All students are required to read, know, and comply with the Johns Hopkins University Krieger School of Arts and Sciences (KSAS) / Whiting School of Engineering (WSE) Procedures for Handling Allegations of Misconduct by Full-Time and Part-Time Graduate Students.

This policy prohibits academic misconduct, including but not limited to the following: cheating or facilitating cheating; plagiarism; reuse of assignments; unauthorized collaboration; alteration of graded assignments; and unfair competition. Course materials (old assignments, texts, or examinations, etc.) should not be shared unless authorized by the course instructor. Any questions related to this policy should be directed to EP’s academic integrity officer at ep-academic-integrity@jhu.edu.

Students with Disabilities - Accommodations and Accessibility

Johns Hopkins University values diversity and inclusion. We are committed to providing welcoming, equitable, and accessible educational experiences for all students. Students with disabilities (including those with psychological conditions, medical conditions and temporary disabilities) can request accommodations for this course by providing an Accommodation Letter issued by Student Disability Services (SDS). Please request accommodations for this course as early as possible to provide time for effective communication and arrangements.

For further information or to start the process of requesting accommodations, please contact Student Disability Services at Engineering for Professionals, ep-disability-svcs@jhu.edu.

Student Conduct Code

The fundamental purpose of the JHU regulation of student conduct is to promote and to protect the health, safety, welfare, property, and rights of all members of the University community as well as to promote the orderly operation of the University and to safeguard its property and facilities. As members of the University community, students accept certain responsibilities which support the educational mission and create an environment in which all students are afforded the same opportunity to succeed academically. 
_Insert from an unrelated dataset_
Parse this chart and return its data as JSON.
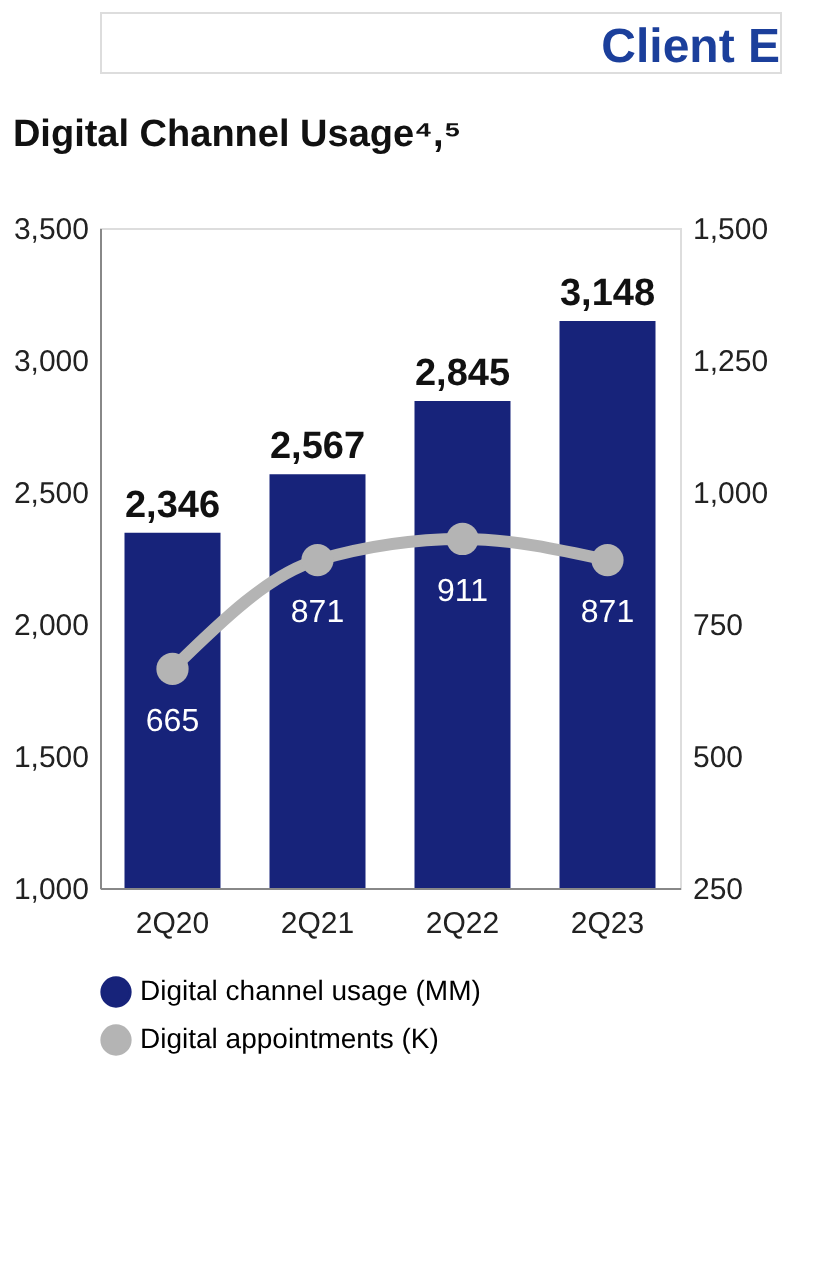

For a full description of the code please visit the following website: https://studentaffairs.jhu.edu/policies-guidelines/student-code/

Classroom Climate

JHU is committed to creating a classroom environment that values the diversity of experiences and perspectives that all students bring. Everyone has the right to be treated with dignity and respect. Fostering an inclusive climate is important. Research and experience show that students who interact with peers who are different from themselves learn new things and experience tangible educational outcomes. At no time in this learning process should someone be singled out or treated unequally on the basis of any seen or unseen part of their identity. 
 
If you have concerns in this course about harassment, discrimination, or any unequal treatment, or if you seek accommodations or resources, please reach out to the course instructor directly. Reporting will never impact your course grade. You may also share concerns with your program chair, the Assistant Dean for Diversity and Inclusion, or the Office of Institutional Equity. In handling reports, people will protect your privacy as much as possible, but faculty and staff are required to officially report information for some cases (e.g. sexual harassment).

Course Auditing

When a student enrolls in an EP course with “audit” status, the student must reach an understanding with the instructor as to what is required to earn the “audit.” If the student does not meet those expectations, the instructor must notify the EP Registration Team [EP-Registration@exchange.johnshopkins.edu] in order for the student to be retroactively dropped or withdrawn from the course (depending on when the "audit" was requested and in accordance with EP registration deadlines). All lecture content will remain accessible to auditing students, but access to all other course material is left to the discretion of the instructor.